Qui veut l’échec de la transition énergétique ?
Article paru dans Le Matin Dimanche le 03.12.2023Qui a intérêt à faire échouer la transition énergétique ? On peut légitimement se poser la question après la décision de certaines associations proches de la nature de lancer le référendum contre la réforme de l’énergie, à peine approuvée par le Parlement et les votations qui s’annoncent sur le retour du nucléaire. Des oppositions et des remises en cause qui prennent en tenaille la transition énergétique et retardent sa mise en œuvre.
Avec la guerre en Ukraine, la sécurité énergétique n’est plus garantie. La menace d’une pénurie plane.
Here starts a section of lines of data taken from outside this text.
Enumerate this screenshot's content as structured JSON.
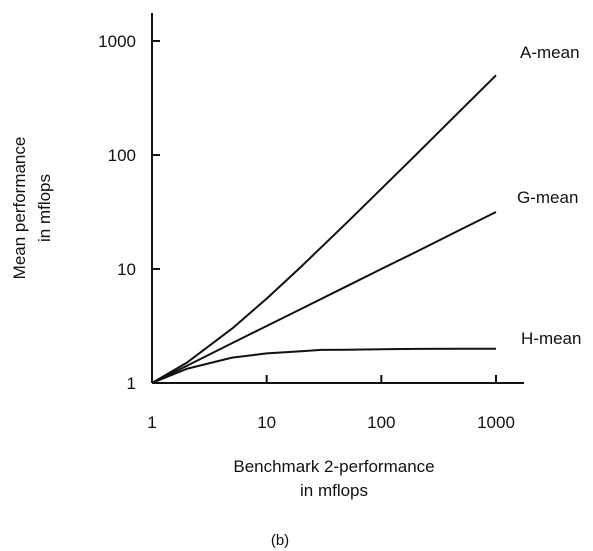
{
  "chart_data": {
    "type": "line",
    "title": "",
    "xlabel": [
      "Benchmark 2-performance",
      "in mflops"
    ],
    "ylabel": [
      "Mean performance",
      "in mflops"
    ],
    "x_scale": "log",
    "y_scale": "log",
    "xlim": [
      1,
      1000
    ],
    "ylim": [
      1,
      1000
    ],
    "x_ticks": [
      "1",
      "10",
      "100",
      "1000"
    ],
    "y_ticks": [
      "1",
      "10",
      "100",
      "1000"
    ],
    "grid": false,
    "legend": "none",
    "series": [
      {
        "name": "A-mean",
        "x": [
          1,
          2,
          5,
          10,
          20,
          50,
          100,
          200,
          500,
          1000
        ],
        "y": [
          1,
          1.5,
          3,
          5.5,
          10.5,
          25.5,
          50.5,
          100.5,
          250.5,
          500.5
        ]
      },
      {
        "name": "G-mean",
        "x": [
          1,
          2,
          5,
          10,
          20,
          50,
          100,
          200,
          500,
          1000
        ],
        "y": [
          1,
          1.41,
          2.24,
          3.16,
          4.47,
          7.07,
          10,
          14.1,
          22.4,
          31.6
        ]
      },
      {
        "name": "H-mean",
        "x": [
          1,
          2,
          5,
          10,
          20,
          30,
          50,
          100,
          200,
          500,
          1000
        ],
        "y": [
          1,
          1.33,
          1.67,
          1.82,
          1.9,
          1.95,
          1.96,
          1.98,
          1.99,
          2.0,
          2.0
        ]
      }
    ],
    "caption": "(b)"
  }
}
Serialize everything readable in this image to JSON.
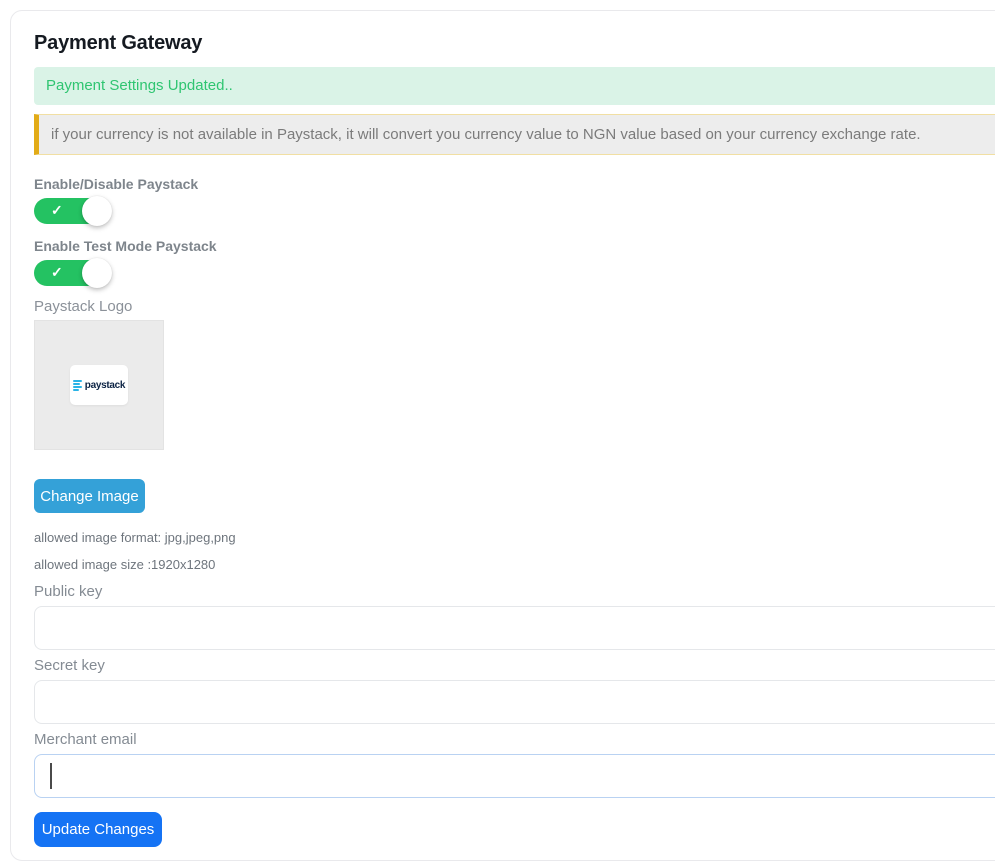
{
  "page": {
    "title": "Payment Gateway"
  },
  "alerts": {
    "success_text": "Payment Settings Updated..",
    "info_text": "if your currency is not available in Paystack, it will convert you currency value to NGN value based on your currency exchange rate."
  },
  "icons": {
    "check": "✓"
  },
  "toggles": [
    {
      "label": "Enable/Disable Paystack",
      "state": "on"
    },
    {
      "label": "Enable Test Mode Paystack",
      "state": "on"
    }
  ],
  "logo": {
    "label": "Paystack Logo",
    "brand_text": "paystack"
  },
  "buttons": {
    "change_image": "Change Image",
    "update_changes": "Update Changes"
  },
  "hints": {
    "format": "allowed image format: jpg,jpeg,png",
    "size": "allowed image size :1920x1280"
  },
  "fields": [
    {
      "label": "Public key",
      "value": "",
      "focused": false
    },
    {
      "label": "Secret key",
      "value": "",
      "focused": false
    },
    {
      "label": "Merchant email",
      "value": "",
      "focused": true
    }
  ],
  "colors": {
    "success_bg": "#daf3e7",
    "success_text": "#2fc571",
    "warning_bg": "#ededed",
    "warning_accent": "#e2ab17",
    "toggle_on": "#24c262",
    "change_image_bg": "#34a1d8",
    "update_changes_bg": "#1573f4",
    "paystack_navy": "#0c2344",
    "paystack_cyan": "#29b3e6"
  }
}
Or la demande en électricité va grimper ces prochaines années de manière significative (de 25 à 40%) en raison de l’électrification et de la digitalisation de notre société. Pour éviter que la Suisse se retrouve dans le noir, le Parlement a mis en place le « Mantelerlass », loi-cadre indispensable pour sortir des énergies fossiles et de notre dépendance de l’étranger.
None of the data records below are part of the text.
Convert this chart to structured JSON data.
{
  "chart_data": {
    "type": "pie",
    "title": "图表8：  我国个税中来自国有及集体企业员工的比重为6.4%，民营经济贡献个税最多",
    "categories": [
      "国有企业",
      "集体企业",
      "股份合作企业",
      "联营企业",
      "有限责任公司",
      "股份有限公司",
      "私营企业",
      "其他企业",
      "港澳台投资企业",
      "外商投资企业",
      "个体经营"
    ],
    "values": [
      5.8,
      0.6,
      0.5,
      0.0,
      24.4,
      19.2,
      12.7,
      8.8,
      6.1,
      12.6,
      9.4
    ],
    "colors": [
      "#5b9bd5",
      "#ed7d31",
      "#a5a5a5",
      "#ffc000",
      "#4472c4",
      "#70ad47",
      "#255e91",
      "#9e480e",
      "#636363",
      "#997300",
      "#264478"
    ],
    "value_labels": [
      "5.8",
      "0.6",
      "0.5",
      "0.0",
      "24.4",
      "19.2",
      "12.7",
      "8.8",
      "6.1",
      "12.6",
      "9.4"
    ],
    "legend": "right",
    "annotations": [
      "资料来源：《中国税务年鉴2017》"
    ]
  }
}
Cette réforme est le fruit d’un solide compromis fondé sur la stratégie énergétique 2050 qui a été acceptée par le peuple en 2017. Elle apporte une contribution décisive à la sécurité de notre approvisionnement en électricité et à la réalisation des objectifs climatiques. Elle donne l’occasion à la Suisse de booster le développement des énergies vertes et l’efficience énergétique durant ces prochaines années.
Une formidable avancée qui est pourtant mise en danger par les référendaires. Si le non au « Mantelerlass » l’emportait dans les urnes, le tournant énergétique sera sévèrement freiné. Notre pays sera confronté à une situation aux conséquences imprévisibles. Il est donc important que les Suisses réaffirment leur volonté de renforcer la transition énergétique et la sécurité de l’approvisionnement par des solutions pragmatiques, ciblées et économiquement supportables.
Surtout que d’autres mesures seront nécessaires. Il s’agira notamment d’accélérer les procédures pour produire et distribuer l’énergie sur les réseaux.
Peu de personnes réalisent que la Suisse est le pays le plus en retard en Europe pour le déploiement des énergies renouvelable. Certes le Parlement s’est prononcé favorablement sur le « Wind express ». Mais cela ne permettra que de gagner 2 à 3 ans sur une durée moyenne de 20 à 25 ans.
Notre pays peut faire mieux. Il devrait s’inspirer de ses voisins européens où le rythme est nettement plus rapide. Les délais s’étendent sur 4 à 6 ans. Dans une directive, l’Union européenne demande même que ces périodes soient ramenées à 2 ans.
La transition énergétique va devoir également affronter un autre écueil : l’initiative populaire « Stop au blackout », ne tardera pas à être déposée. Elle veut autoriser à nouveau la construction de centrales nucléaires. Si l’on peut comprendre le souci d’approvisionner notre pays en énergie, le projet donne de faux espoirs. Les problèmes d’approvisionnement à court et moyen terme ne peuvent pas être réglés par l’atome.
Aucune centrale nucléaire ne sera construite dans les 5 à 10 ans à venir. Car la technologie des nouveaux réacteurs et les coûts ne sont pas maîtrisés. La gestion des déchets radioactifs n’est pas non plus résolue. Enfin, l’acceptation populaire est loin d’être acquise. S’il faut 25 ans pour bâtir des éoliennes, il est illusoire que de nouvelles usines atomiques prennent moins de temps.
Pour réussir la transition énergétique, il faut non seulement soutenir les énergies renouvelables et l’efficience énergétique mais également investir davantage dans les technologies de demain. Y compris dans le nucléaire afin qu’il devienne une énergie plus sûre. La Suisse, le pays de l’innovation, a des ressources et des capacités à faire valoir, avec notamment ses Hautes Ecoles, le CERN. Des plus-values qui passent aussi par une intensification des collaborations internationales.
La transition énergétique est en marche. Elle a été voulue par le peuple. Concentrons-nous sur sa concrétisation plutôt que de nous laisser entraîner dans des discussions dogmatiques qui nous font perdre du temps. On en a déjà suffisamment gaspillé, en mettant des intérêts privés avant l’intérêt général.